Haase, V. G. (2014). Trinta anos de redes
neurais e neuroimagem funcional: o que sobrou da neuropsicologia. Boletim daSBNp, Setembro, pp. 12-15.
A década de 1980 testemunhou dois avanços
importantes na neurociência cognitiva. Em 1986 foi publicado o livro de
referência das redes neurais conexionistas ou processamento distribuído e
paralelo (McClelland et al., 1986, Rumelhart et al., 1986).
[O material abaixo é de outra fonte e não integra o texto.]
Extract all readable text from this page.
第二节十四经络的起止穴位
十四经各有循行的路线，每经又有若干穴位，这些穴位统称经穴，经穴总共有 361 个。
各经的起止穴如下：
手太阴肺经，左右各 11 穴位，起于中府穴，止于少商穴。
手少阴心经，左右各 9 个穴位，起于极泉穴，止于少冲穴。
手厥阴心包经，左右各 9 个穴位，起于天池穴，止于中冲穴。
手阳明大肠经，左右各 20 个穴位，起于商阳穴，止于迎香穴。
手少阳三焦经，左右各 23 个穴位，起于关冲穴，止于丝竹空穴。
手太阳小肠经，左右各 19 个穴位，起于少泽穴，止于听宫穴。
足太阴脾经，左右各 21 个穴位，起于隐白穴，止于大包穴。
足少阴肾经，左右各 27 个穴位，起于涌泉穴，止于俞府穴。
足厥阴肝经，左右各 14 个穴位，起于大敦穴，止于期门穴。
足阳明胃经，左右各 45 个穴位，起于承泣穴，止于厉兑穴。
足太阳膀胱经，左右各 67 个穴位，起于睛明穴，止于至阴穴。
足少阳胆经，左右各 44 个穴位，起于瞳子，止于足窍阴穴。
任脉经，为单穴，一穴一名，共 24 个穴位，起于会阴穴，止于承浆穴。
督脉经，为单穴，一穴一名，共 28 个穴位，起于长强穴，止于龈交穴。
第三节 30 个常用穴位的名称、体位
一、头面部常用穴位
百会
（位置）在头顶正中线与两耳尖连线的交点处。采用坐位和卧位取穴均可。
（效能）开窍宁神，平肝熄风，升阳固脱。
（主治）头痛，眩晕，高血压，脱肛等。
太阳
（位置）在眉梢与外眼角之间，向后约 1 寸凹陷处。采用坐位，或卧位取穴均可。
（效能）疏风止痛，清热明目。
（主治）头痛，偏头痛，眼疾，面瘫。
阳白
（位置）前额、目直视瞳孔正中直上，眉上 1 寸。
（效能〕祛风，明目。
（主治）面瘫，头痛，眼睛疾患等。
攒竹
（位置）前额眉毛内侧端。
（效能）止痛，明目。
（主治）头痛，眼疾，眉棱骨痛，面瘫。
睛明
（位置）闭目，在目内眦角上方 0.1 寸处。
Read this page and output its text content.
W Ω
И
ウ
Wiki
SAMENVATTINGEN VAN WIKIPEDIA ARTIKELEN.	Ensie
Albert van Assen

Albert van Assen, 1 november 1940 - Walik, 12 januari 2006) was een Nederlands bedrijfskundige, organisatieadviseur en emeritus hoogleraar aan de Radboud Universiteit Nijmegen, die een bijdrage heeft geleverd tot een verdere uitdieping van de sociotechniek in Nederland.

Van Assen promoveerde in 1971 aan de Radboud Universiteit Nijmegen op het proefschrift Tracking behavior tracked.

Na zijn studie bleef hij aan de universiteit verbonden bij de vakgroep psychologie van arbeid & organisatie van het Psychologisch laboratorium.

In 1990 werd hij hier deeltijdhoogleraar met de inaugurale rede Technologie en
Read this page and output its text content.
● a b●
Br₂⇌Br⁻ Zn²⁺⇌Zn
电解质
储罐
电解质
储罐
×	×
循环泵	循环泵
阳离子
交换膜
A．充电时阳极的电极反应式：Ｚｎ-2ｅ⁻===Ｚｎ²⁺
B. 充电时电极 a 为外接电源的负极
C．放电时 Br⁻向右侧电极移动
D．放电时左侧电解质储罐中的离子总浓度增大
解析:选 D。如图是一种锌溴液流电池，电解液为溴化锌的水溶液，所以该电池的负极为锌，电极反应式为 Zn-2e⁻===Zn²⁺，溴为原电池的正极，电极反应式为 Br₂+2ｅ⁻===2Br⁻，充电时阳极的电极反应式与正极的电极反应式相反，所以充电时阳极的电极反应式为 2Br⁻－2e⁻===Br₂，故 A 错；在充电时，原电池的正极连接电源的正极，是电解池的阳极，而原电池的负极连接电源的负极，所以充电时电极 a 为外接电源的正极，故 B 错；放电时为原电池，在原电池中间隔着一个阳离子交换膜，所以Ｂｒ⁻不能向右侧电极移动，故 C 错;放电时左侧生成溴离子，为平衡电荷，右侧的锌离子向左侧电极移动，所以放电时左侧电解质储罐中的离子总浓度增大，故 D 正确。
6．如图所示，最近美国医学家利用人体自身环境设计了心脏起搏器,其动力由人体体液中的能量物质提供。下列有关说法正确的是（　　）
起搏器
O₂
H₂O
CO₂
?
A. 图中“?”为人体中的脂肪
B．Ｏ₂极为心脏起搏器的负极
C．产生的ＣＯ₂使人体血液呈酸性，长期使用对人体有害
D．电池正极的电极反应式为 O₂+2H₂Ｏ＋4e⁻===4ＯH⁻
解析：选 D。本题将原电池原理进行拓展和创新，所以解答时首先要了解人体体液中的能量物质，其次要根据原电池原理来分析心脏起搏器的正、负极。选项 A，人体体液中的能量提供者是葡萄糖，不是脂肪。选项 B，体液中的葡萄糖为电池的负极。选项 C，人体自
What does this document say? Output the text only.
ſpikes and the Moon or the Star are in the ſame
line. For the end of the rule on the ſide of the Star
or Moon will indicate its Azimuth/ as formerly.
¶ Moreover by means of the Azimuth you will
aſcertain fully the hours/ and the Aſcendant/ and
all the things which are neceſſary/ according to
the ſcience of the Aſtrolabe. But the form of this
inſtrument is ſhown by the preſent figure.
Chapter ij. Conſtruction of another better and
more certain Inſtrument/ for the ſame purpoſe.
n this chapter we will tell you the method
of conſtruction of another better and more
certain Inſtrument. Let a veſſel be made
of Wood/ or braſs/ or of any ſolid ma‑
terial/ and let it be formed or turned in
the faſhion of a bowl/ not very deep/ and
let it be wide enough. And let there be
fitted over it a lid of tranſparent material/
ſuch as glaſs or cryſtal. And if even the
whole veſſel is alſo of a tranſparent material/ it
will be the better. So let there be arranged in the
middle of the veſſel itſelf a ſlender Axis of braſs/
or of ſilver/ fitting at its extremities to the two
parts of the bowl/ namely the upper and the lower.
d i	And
Dois anos depois
foi publicado o estudo clássico de Petersen e cols. (1988), usando tomografia por emissão de pósitrons
para identificar as áreas cerebrais ativadas pelo processamento lexical. As
redes neurais demonstraram que era possível simular desempenhos cognitivos
relativamente complexos utilizando modelos com algumas dezenas ou centenas de
unidades muito simples, organizadas de forma maciçamente paralela, sem uma
arquitetura previa sofisticada, sem programação explícita e servindo-se apenas
de uma regra de correção de erro nas respostas do sistema. Os comportamentos
complexos simplesmente emergem da dinâmica de um sistema de input-output com
uma camada intermediária, desde que seja utilizada uma regra de aprendizagem ou
correção de erro, a qual diminui a discrepância entre os padrões de ativação
exibidos pela rede e os padrões almejados de output.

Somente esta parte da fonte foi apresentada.